Bees represent the femininity of our brand; they’re beautiful, soft and delicate, but they’re determined hard workers. If you get in their way they carry a powerful sting.
So says jewellery designer, Alex Monroe, of the humble honeybee which hangs in precious metal form from many of his necklace creations. Alex admits that he owes a great deal to the bees, which is why he has collaborated with Hilton Bankside to design and paint four of their beehives.
Our interest piqued by this meeting of honey and design on an urban rooftop, House of Coco’s Rachael Lindsay went along for the hives’ very first honey harvest to find out more.
For me, a honey harvest conjures up images of bucolic countryside life, of children nibbling secretly on fresh honeycomb in the garden whilst their parents call them in for dinner. It also reminds me of luxurious hotel breakfasts in tropical locations, where freshly harvested and deeply flavoursome honey seems to abound. So I was slightly surprised to be invited to a honey harvest in London.
But I quickly learn that urban beekeeping has become very much in vogue in the capital over recent years, with many rooftops becoming home to colonies of the important and endangered honeybee.
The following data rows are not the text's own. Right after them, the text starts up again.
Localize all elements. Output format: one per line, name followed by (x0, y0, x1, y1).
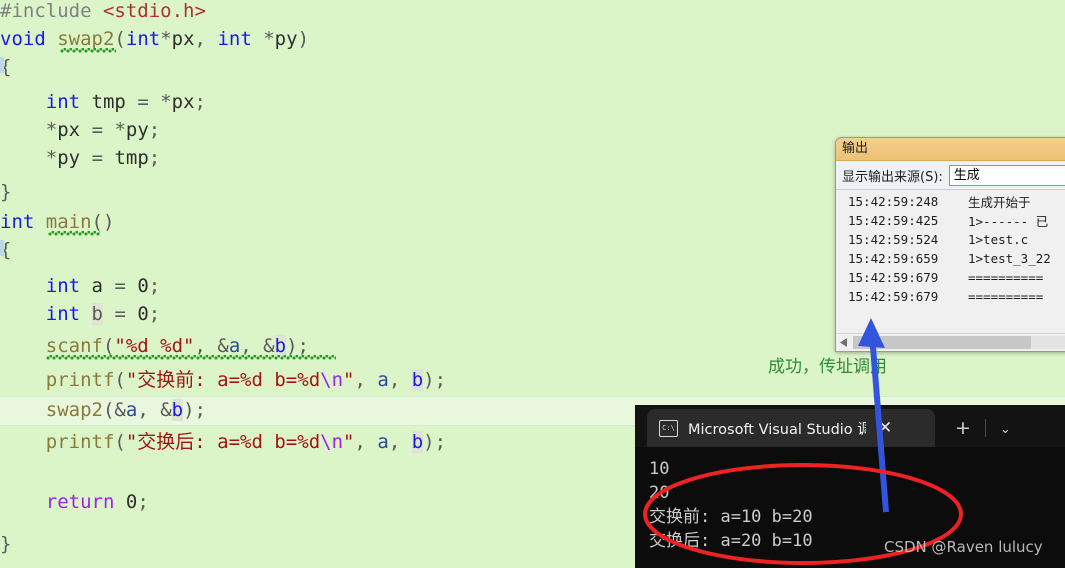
log-row: 15:42:59:248 生成开始于 (836, 192, 1065, 211)
console-line: 10 (649, 459, 670, 479)
scroll-left-arrow-icon[interactable] (836, 335, 852, 350)
console-line: 交换前: a=10 b=20 (649, 507, 813, 527)
code-line-brace-open-1[interactable]: { (0, 53, 1065, 81)
terminal-tab-bar[interactable]: C:\ Microsoft Visual Studio 调试控 ✕ + ⌄ (635, 405, 1065, 447)
code-line-include[interactable]: #include <stdio.h> (0, 0, 1065, 25)
squiggle-swap2-decl (60, 48, 116, 53)
output-log-area[interactable]: 15:42:59:248 生成开始于 15:42:59:425 1>------… (836, 190, 1065, 331)
output-source-label: 显示输出来源(S): (842, 169, 943, 185)
tab-bar-divider (984, 419, 986, 437)
log-time: 15:42:59:524 (848, 232, 939, 247)
output-tool-window[interactable]: 输出 显示输出来源(S): 生成 15:42:59:248 生成开始于 15:4… (835, 137, 1065, 352)
chevron-down-icon[interactable]: ⌄ (1000, 422, 1011, 437)
scrollbar-thumb[interactable] (853, 336, 1031, 349)
brace-guide-2 (0, 240, 4, 256)
scrollbar-track[interactable] (853, 336, 1065, 349)
log-message: ========== (968, 289, 1044, 304)
log-time: 15:42:59:425 (848, 213, 939, 228)
log-time: 15:42:59:679 (848, 270, 939, 285)
new-tab-icon[interactable]: + (955, 417, 971, 439)
watermark: CSDN @Raven lulucy (884, 538, 1043, 556)
squiggle-scanf (46, 355, 336, 360)
terminal-tab[interactable]: C:\ Microsoft Visual Studio 调试控 ✕ (647, 409, 935, 447)
log-row: 15:42:59:659 1>test_3_22 (836, 249, 1065, 268)
log-row: 15:42:59:679 ========== (836, 287, 1065, 306)
code-line-tmp[interactable]: int tmp = *px; (0, 88, 1065, 116)
log-row: 15:42:59:679 ========== (836, 268, 1065, 287)
code-line-swap2-decl[interactable]: void swap2(int*px, int *py) (0, 25, 1065, 53)
log-time: 15:42:59:659 (848, 251, 939, 266)
log-message: 1>test_3_22 (968, 251, 1051, 266)
annotation-green-note: 成功，传址调用 (768, 357, 887, 377)
output-window-title: 输出 (836, 138, 1065, 161)
output-source-combobox[interactable]: 生成 (948, 164, 1065, 186)
log-message: 1>------ 已 (968, 214, 1049, 229)
brace-guide-1 (0, 57, 4, 73)
log-row: 15:42:59:524 1>test.c (836, 230, 1065, 249)
log-message: 1>test.c (968, 232, 1029, 247)
output-horizontal-scrollbar[interactable] (836, 333, 1065, 351)
log-time: 15:42:59:679 (848, 289, 939, 304)
close-icon[interactable]: ✕ (878, 419, 892, 437)
log-message: ========== (968, 270, 1044, 285)
log-message: 生成开始于 (968, 195, 1031, 210)
console-prompt-icon: C:\ (659, 419, 678, 437)
log-row: 15:42:59:425 1>------ 已 (836, 211, 1065, 230)
squiggle-main (48, 231, 100, 236)
console-line: 20 (649, 483, 670, 503)
output-toolbar[interactable]: 显示输出来源(S): 生成 (836, 161, 1065, 190)
terminal-tab-title: Microsoft Visual Studio 调试控 (688, 421, 866, 438)
code-line-printf-before[interactable]: printf("交换前: a=%d b=%d\n", a, b); (0, 366, 1065, 394)
log-time: 15:42:59:248 (848, 194, 939, 209)
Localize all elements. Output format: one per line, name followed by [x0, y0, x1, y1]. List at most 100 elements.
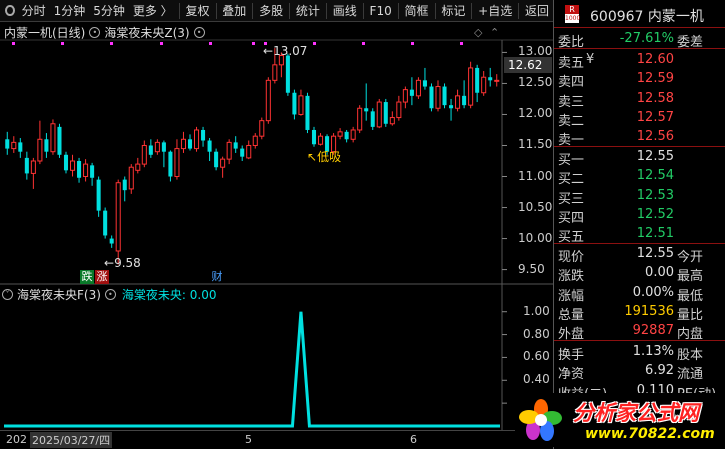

Even Kew Gardens has created an exhibition in honour of the secret life of bees in their multi-sensory installation, The Hive.
With the number of honeybees in the UK rapidly declining, Hilton Bankside is only one of a number of iconic locations in London which has installed hives on their rooftop. The Bankside hives are gorgeously designed by big bee fan, Alex Monroe, in their rooftop meadow.
Each hive has been painted by Monroe to represent the British seasons, in calming pastels that are complimented by the wildflowers that have now sprung up around them, framed by the backdrop of the Shard and St Pauls.
Donning my beesuit nervously like an astronaut readying for lift-off, I am led to the hives by stockbroker-cum-beekeeper, Dale Gibson. The man behind artisan honey producer, Bermondsey Street Bees, Dale is a champion of responsible beekeeping and cares for many a London bee colony.
I learn about the fascinating life inside the hives which, I conclude, is a woman’s world. Female worker bees bite their good-for-nothing brothers’ wings off, the healthy queen proudly emits pheromones to reassure her 30,000 strong family that all is well and even the male drone who mates with the queen dies in the mating process once his use is over.
But, as Alex Monroe says, these bees also work incredibly hard with the queen laying 2,000 eggs every day and the workers producing honey, feeding the larvae and guarding the hive from dawn til dusk.
It makes every drop of honey seem precious when you realise that each worker bee makes just a twelfth of a teaspoon of honeymoon in her lifetime. So Dale, who extracts the very first harvest of honey from the Bankside hives since their installation, is incredibly careful to ensure that he does not waste a single drop.
After meeting the bees in their pretty hives and learning a little about their feminine-oriented way of life, I go down into the kitchens to watch the age-old process of raw honey extraction. Dale simply spins, cold filters and jars his honey, meaning that it tastes seriously good.
Tasting the freshly extracted honey is a dream. It is bursting with fruity and floral flavours, a world away from the shop-bought honey that I am used to.
With honey so delicious being produced right on our doorstep, it is exciting to think that beekeeping is becoming so popular. But Dale warns that London’s open spaces are diminishing and that the increase in the number of hives in the capital is putting pressure on the bees as they all compete for the same bee-friendly plants. Many of London’s beekeepers, like Dale, are campaigning to increase the number of bee-friendly plants around London and to promote the safe and careful keeping of bees in the right conditions.
Impressed by the fun design of the hives and of course the heavenly taste of that honey, I leave dreaming of creating my own rooftop bee garden and of a future where London’s green spaces continue to provide for our feminist friends, the bees.
The hives can be found at Hilton Bankside in London and you can try the honey at the hotel’s restaurant, the OXBO Bankside.